Males usually harass females and females a noticeably plumper from a top perspective when full of eggs. I would also recommend that you bump up the numbers of glo fish, they are schooling fish and they will pick on the weaker ones when in smaller groups and will target them


----------



## rckstr1253 (Nov 21, 2011)

Yea I been trying to find more but no stores have any more. Petland said they'll order them for me but it'll be until Thurs till they get them in.


----------



## Mo (Mar 15, 2012)

What type of glo fish do you have? The slim bodied ones that come in a wide rane of colors? Or the plumper ones that just come in green?


----------



## rckstr1253 (Nov 21, 2011)

THe plump ones.....these are glo tetra's not the glofish(danios)


----------



## Mo (Mar 15, 2012)

Okay, the. If you can't find access to any glo tetras then you can get black skirt tetras as they are the same species


----------



## rckstr1253 (Nov 21, 2011)

Mo said:


> Okay, the.
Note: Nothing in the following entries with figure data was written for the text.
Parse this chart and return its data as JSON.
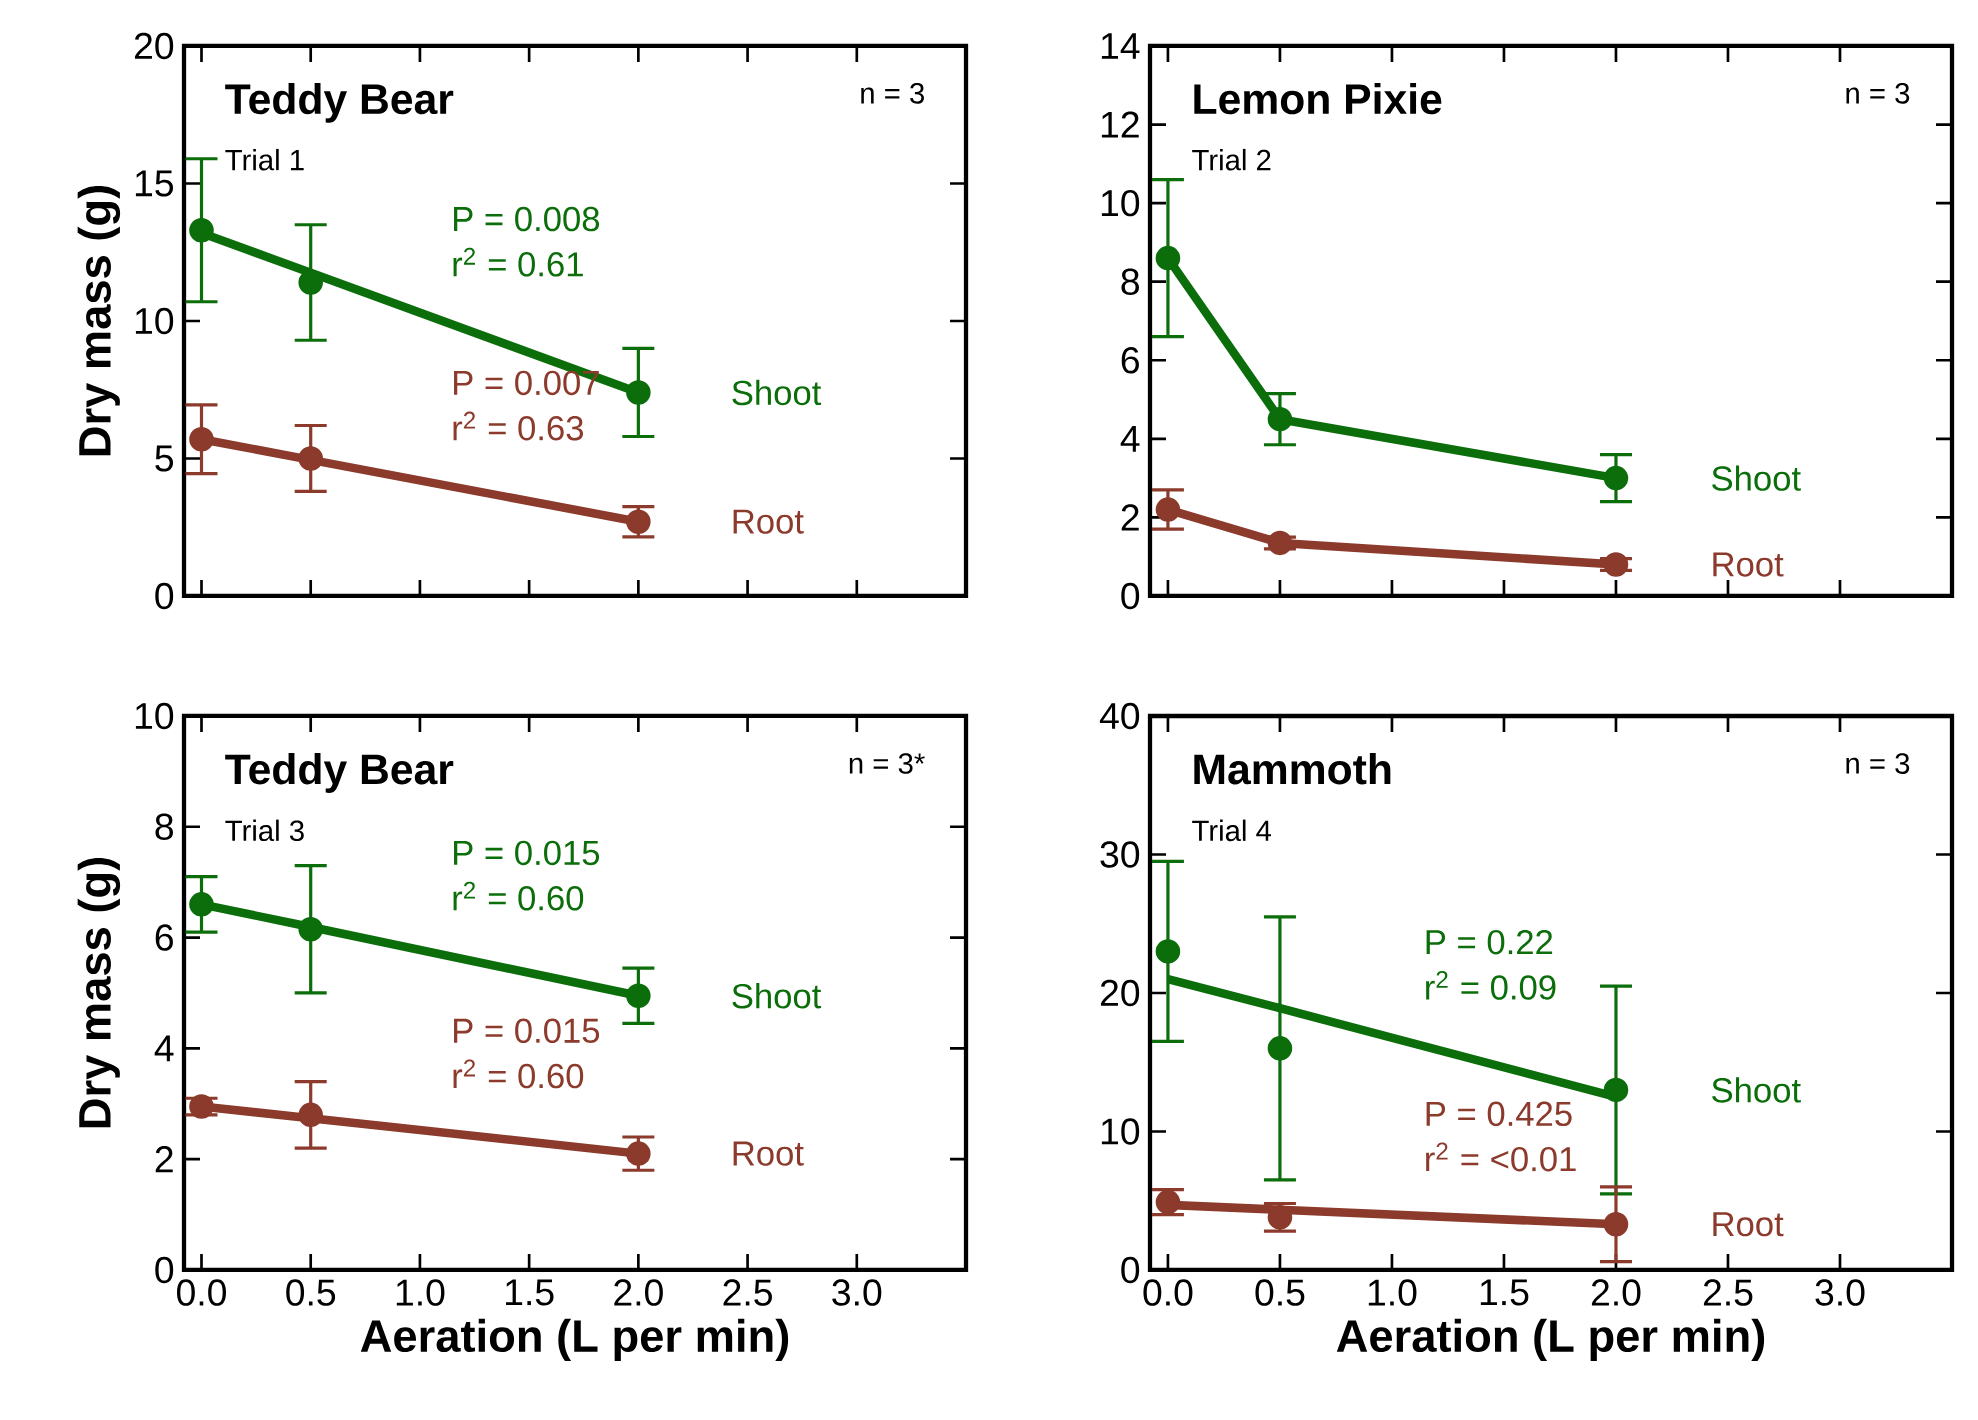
{
  "chart_data": [
    {
      "type": "scatter",
      "title": "Teddy Bear",
      "subtitle": "Trial 1",
      "ylabel": "Dry mass (g)",
      "x": [
        0,
        0.5,
        2
      ],
      "xlim": [
        -0.08,
        3.5
      ],
      "ylim": [
        0,
        20
      ],
      "xticks": [
        0,
        0.5,
        1,
        1.5,
        2,
        2.5,
        3
      ],
      "yticks": [
        0,
        5,
        10,
        15,
        20
      ],
      "tick_labels": "y",
      "marker": "circle",
      "series": [
        {
          "name": "Shoot",
          "color": "#0b6e0b",
          "values": [
            13.3,
            11.4,
            7.4
          ],
          "errors": [
            2.6,
            2.1,
            1.6
          ]
        },
        {
          "name": "Root",
          "color": "#8b3a2b",
          "values": [
            5.7,
            5.0,
            2.7
          ],
          "errors": [
            1.25,
            1.2,
            0.55
          ]
        },
        {
          "type": "line",
          "marker": "none",
          "color": "#0b6e0b",
          "values": [
            13.2,
            11.75,
            7.4
          ]
        },
        {
          "type": "line",
          "marker": "none",
          "color": "#8b3a2b",
          "values": [
            5.7,
            4.95,
            2.7
          ]
        }
      ],
      "annotations": [
        "n = 3",
        "P = 0.008",
        "r$^{2}$ = 0.61",
        "P = 0.007",
        "r$^{2}$ = 0.63"
      ]
    },
    {
      "type": "line",
      "title": "Lemon Pixie",
      "subtitle": "Trial 2",
      "x": [
        0,
        0.5,
        2
      ],
      "xlim": [
        -0.08,
        3.5
      ],
      "ylim": [
        0,
        14
      ],
      "xticks": [
        0,
        0.5,
        1,
        1.5,
        2,
        2.5,
        3
      ],
      "yticks": [
        0,
        2,
        4,
        6,
        8,
        10,
        12,
        14
      ],
      "tick_labels": "y",
      "marker": "circle",
      "series": [
        {
          "name": "Shoot",
          "color": "#0b6e0b",
          "values": [
            8.6,
            4.5,
            3.0
          ],
          "errors": [
            2.0,
            0.65,
            0.6
          ]
        },
        {
          "name": "Root",
          "color": "#8b3a2b",
          "values": [
            2.2,
            1.35,
            0.8
          ],
          "errors": [
            0.5,
            0.15,
            0.15
          ]
        }
      ],
      "annotations": [
        "n = 3"
      ]
    },
    {
      "type": "scatter",
      "title": "Teddy Bear",
      "subtitle": "Trial 3",
      "xlabel": "Aeration (L per min)",
      "ylabel": "Dry mass (g)",
      "x": [
        0,
        0.5,
        2
      ],
      "xlim": [
        -0.08,
        3.5
      ],
      "ylim": [
        0,
        10
      ],
      "xticks": [
        {
          "value": 0,
          "label": "0.0"
        },
        {
          "value": 0.5,
          "label": "0.5"
        },
        {
          "value": 1,
          "label": "1.0"
        },
        {
          "value": 1.5,
          "label": "1.5"
        },
        {
          "value": 2,
          "label": "2.0"
        },
        {
          "value": 2.5,
          "label": "2.5"
        },
        {
          "value": 3,
          "label": "3.0"
        }
      ],
      "yticks": [
        0,
        2,
        4,
        6,
        8,
        10
      ],
      "marker": "circle",
      "series": [
        {
          "name": "Shoot",
          "color": "#0b6e0b",
          "values": [
            6.6,
            6.15,
            4.95
          ],
          "errors": [
            0.5,
            1.15,
            0.5
          ]
        },
        {
          "name": "Root",
          "color": "#8b3a2b",
          "values": [
            2.95,
            2.8,
            2.1
          ],
          "errors": [
            0.15,
            0.6,
            0.3
          ]
        },
        {
          "type": "line",
          "marker": "none",
          "color": "#0b6e0b",
          "values": [
            6.6,
            6.19,
            4.95
          ]
        },
        {
          "type": "line",
          "marker": "none",
          "color": "#8b3a2b",
          "values": [
            2.95,
            2.74,
            2.1
          ]
        }
      ],
      "annotations": [
        "n = 3*",
        "P = 0.015",
        "r$^{2}$ = 0.60",
        "P = 0.015",
        "r$^{2}$ = 0.60"
      ]
    },
    {
      "type": "scatter",
      "title": "Mammoth",
      "subtitle": "Trial 4",
      "xlabel": "Aeration (L per min)",
      "x": [
        0,
        0.5,
        2
      ],
      "xlim": [
        -0.08,
        3.5
      ],
      "ylim": [
        0,
        40
      ],
      "xticks": [
        {
          "value": 0,
          "label": "0.0"
        },
        {
          "value": 0.5,
          "label": "0.5"
        },
        {
          "value": 1,
          "label": "1.0"
        },
        {
          "value": 1.5,
          "label": "1.5"
        },
        {
          "value": 2,
          "label": "2.0"
        },
        {
          "value": 2.5,
          "label": "2.5"
        },
        {
          "value": 3,
          "label": "3.0"
        }
      ],
      "yticks": [
        0,
        10,
        20,
        30,
        40
      ],
      "marker": "circle",
      "series": [
        {
          "name": "Shoot",
          "color": "#0b6e0b",
          "values": [
            23,
            16,
            13
          ],
          "errors": [
            6.5,
            9.5,
            7.5
          ]
        },
        {
          "name": "Root",
          "color": "#8b3a2b",
          "values": [
            4.9,
            3.8,
            3.3
          ],
          "errors": [
            0.9,
            1.0,
            2.7
          ]
        },
        {
          "type": "line",
          "marker": "none",
          "color": "#0b6e0b",
          "values": [
            21,
            18.9,
            12.5
          ]
        },
        {
          "type": "line",
          "marker": "none",
          "color": "#8b3a2b",
          "values": [
            4.7,
            4.35,
            3.3
          ]
        }
      ],
      "annotations": [
        "n = 3",
        "P = 0.22",
        "r$^{2}$ = 0.09",
        "P = 0.425",
        "r$^{2}$ = <0.01"
      ]
    }
  ]
}
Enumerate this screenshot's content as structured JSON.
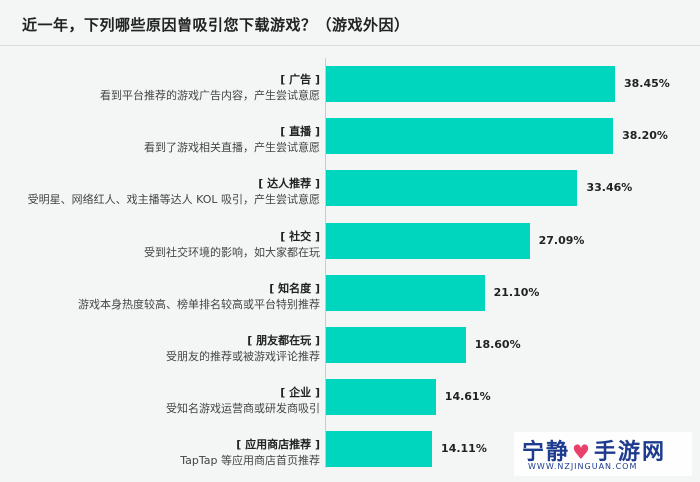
{
  "title": "近一年，下列哪些原因曾吸引您下载游戏？（游戏外因）",
  "chart_data": {
    "type": "bar",
    "orientation": "horizontal",
    "title": "近一年，下列哪些原因曾吸引您下载游戏？（游戏外因）",
    "categories": [
      "广告",
      "直播",
      "达人推荐",
      "社交",
      "知名度",
      "朋友都在玩",
      "企业",
      "应用商店推荐"
    ],
    "descriptions": [
      "看到平台推荐的游戏广告内容，产生尝试意愿",
      "看到了游戏相关直播，产生尝试意愿",
      "受明星、网络红人、戏主播等达人 KOL 吸引，产生尝试意愿",
      "受到社交环境的影响，如大家都在玩",
      "游戏本身热度较高、榜单排名较高或平台特别推荐",
      "受朋友的推荐或被游戏评论推荐",
      "受知名游戏运营商或研发商吸引",
      "TapTap 等应用商店首页推荐"
    ],
    "values": [
      38.45,
      38.2,
      33.46,
      27.09,
      21.1,
      18.6,
      14.61,
      14.11
    ],
    "value_labels": [
      "38.45%",
      "38.20%",
      "33.46%",
      "27.09%",
      "21.10%",
      "18.60%",
      "14.61%",
      "14.11%"
    ],
    "xlim": [
      0,
      40
    ],
    "grid": false,
    "color": "#00d6bd"
  },
  "watermark": {
    "brand": "宁静",
    "brand2": "手游网",
    "url": "WWW.NZJINGUAN.COM"
  }
}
If you can't find access to any glo tetras then you can get black skirt tetras as they are the same species


Well I called a petland near me and they said they will have some glotetra's in later on in the week so they should be fine till THursday right?

If I have a 20 gallon tank and have the following fish
2 red tetra
3 candy cane tetra
3 Glo Tetra
1 Pristella tetra
3 cherry barbs

can I add 3 more pristella's and 1 -2 glo tetras without overstocking my tank or is that a bit too much?


----------